If it is medically necessary, physicians may bill Medicare for preparation of more than one multidose vial.
EXAMPLES:
(1) If a 10cc multidose vial is filled to 6cc with antigen, the physician may bill Medicare for 6 doses since six 1cc aliquots may be removed from the vial.
If a 5cc multidose vial is filled completely, the physician may bill Medicare for 5 doses for this vial.
(3) If a physician removes ½ cc aliquots from a 10cc multidose vial for a total of 20 doses from one vial, he/she may only bill Medicare for 10 doses. Billing for more than 10 doses would mean that Medicare is overpaying for the practice expense of making the vial.
(4) If a physician prepares two 10cc multidose vials, he/she may bill Medicare for 20 doses. However, he/she may remove aliquots of any amount from those vials. For example, the physician may remove ½ aliquots from one vial, and 1cc aliquots from the other vial, but may bill no more than a total of 20 doses.
(5) If a physician prepares a 20cc multidose vial, he/she may bill Medicare for 20 doses, since the practice expense is calculated based on the physician’s removing 1cc
aliquots from a vial. If a physician removes 2cc aliquots from this vial, thus getting only 10 doses, he/she may nonetheless bill Medicare for 20 doses because the PE for 20 doses reflects the actual practice expense of preparing the vial.

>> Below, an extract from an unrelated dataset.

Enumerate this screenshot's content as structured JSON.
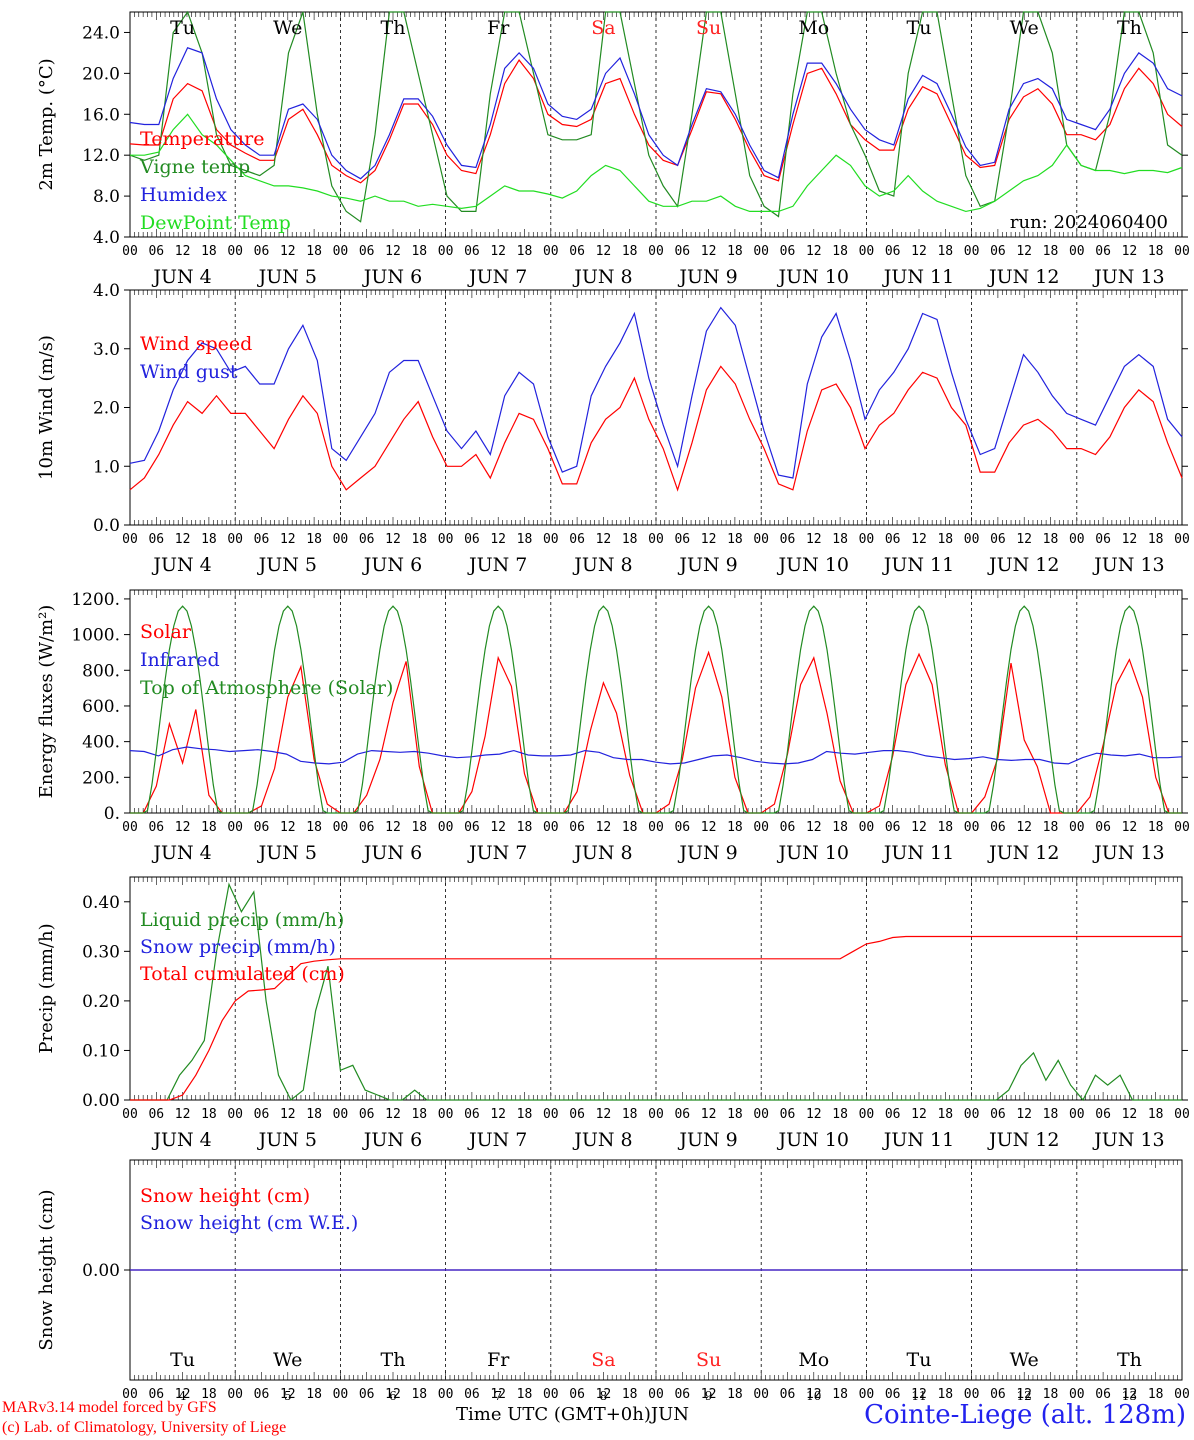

(6) If a physician prepares a 5cc multidose vial, he may bill Medicare for 5 doses, based on the way that the practice expense component is calculated. However, if the physician removes ten ½ cc aliquots from the vial, he/she may still bill only 5 doses because the practice expense of preparing the vial is the same, without regard to the number of additional doses that are removed from the vial."